I hope that Epic does something interesting with what RAD has built here. Taking it more proprietary (e.g, halting new licensing) would be a huge blow for the industry.


How does it compare with zstandard these days?


Cbloom has a bunch of blog posts with charts purporting to show it doing significantly faster decoding than zstd at every choice of compression ratio.

I would trust him to run his own benchmarks fairly and properly, but I am not sure if there have been good independent benchmarks done.


Not just high-performance, his "Library Writing Realizations" post is also well worth a read whatever domain you're working in.

http://cbloomrants.blogspot.com/2015/09/library-writing-real...


Everyone who works there is extremely talented.
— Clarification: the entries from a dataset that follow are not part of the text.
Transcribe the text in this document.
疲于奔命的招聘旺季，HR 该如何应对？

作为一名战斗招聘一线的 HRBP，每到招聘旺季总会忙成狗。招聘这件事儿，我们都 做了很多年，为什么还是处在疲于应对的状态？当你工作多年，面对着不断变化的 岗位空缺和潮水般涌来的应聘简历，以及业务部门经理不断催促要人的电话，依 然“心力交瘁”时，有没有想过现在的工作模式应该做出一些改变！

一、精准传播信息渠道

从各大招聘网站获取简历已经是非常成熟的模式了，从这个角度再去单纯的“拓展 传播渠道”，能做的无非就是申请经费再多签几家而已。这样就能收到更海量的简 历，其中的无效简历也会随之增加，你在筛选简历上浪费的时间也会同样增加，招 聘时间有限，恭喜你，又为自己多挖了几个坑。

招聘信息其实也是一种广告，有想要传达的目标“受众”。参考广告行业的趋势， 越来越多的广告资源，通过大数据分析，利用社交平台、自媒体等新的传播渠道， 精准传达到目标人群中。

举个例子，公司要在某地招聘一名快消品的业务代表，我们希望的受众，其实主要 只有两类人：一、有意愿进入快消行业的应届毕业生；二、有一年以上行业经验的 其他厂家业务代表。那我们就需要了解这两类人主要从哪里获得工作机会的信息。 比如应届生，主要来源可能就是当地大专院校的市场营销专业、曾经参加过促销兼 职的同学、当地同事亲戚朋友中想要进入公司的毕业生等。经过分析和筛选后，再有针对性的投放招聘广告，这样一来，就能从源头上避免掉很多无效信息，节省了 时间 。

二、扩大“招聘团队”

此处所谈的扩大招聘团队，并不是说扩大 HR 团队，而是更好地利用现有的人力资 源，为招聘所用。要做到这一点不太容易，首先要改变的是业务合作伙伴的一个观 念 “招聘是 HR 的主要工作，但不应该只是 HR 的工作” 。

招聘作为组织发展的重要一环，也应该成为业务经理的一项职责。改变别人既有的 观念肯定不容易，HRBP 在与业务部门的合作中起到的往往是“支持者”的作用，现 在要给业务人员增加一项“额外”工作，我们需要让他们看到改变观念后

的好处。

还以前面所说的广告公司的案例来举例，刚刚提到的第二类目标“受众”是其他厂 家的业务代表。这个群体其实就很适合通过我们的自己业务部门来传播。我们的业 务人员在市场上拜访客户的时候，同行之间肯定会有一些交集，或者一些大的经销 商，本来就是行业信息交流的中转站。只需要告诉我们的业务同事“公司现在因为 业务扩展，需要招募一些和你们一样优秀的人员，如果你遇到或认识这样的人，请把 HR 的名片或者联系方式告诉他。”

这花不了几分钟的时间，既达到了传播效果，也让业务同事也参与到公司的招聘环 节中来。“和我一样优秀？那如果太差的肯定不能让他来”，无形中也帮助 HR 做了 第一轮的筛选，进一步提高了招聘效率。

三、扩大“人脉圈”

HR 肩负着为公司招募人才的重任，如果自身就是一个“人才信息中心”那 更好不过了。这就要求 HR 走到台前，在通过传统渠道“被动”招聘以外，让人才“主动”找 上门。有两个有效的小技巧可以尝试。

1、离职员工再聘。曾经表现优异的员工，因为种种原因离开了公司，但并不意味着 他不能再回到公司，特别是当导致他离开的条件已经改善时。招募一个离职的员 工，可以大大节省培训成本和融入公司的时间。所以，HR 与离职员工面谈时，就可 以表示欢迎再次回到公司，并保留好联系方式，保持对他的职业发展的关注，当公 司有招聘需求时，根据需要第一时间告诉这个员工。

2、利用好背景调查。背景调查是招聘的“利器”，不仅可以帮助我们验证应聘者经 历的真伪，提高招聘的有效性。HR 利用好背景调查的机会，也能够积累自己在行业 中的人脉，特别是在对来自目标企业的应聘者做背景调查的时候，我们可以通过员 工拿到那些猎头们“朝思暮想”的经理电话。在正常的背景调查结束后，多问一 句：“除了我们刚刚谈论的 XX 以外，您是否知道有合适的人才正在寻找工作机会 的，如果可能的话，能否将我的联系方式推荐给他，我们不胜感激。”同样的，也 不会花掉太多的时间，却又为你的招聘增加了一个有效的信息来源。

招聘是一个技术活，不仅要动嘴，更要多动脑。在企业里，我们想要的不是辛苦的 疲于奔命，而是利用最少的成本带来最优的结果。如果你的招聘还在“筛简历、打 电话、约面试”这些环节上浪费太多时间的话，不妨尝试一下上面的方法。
Fabien, Sean, Allen, etc. Jeff has a very keen eye for it.

He's funny, too. Highly recommend The Jeff and Casey Show for podcast content.


fabien giesen, also at RAD, has a very informative blog as well. https://fgiesen.wordpress.com/

they have a seriously impressive group of developers


What were they paying to keep these greybeards around?


RAD always paid very well by gamedev standards. But that was never the main reason people worked there.

Some of the engineers are older but Fabian is in his thirties and last I checked his goatee wasn't greying.


AFAIR a public H1B entry from mid-2000 shows $300k salary, which was impressive at the time even for non-gamedev.


Thats insane for wages.


Work environment matters more than pay, and the pay presumably was very good. Imagine being down the hall from the people who literally started indie game development, or demo-scene royalty.


Interesting job with other people they like is probably a good guess.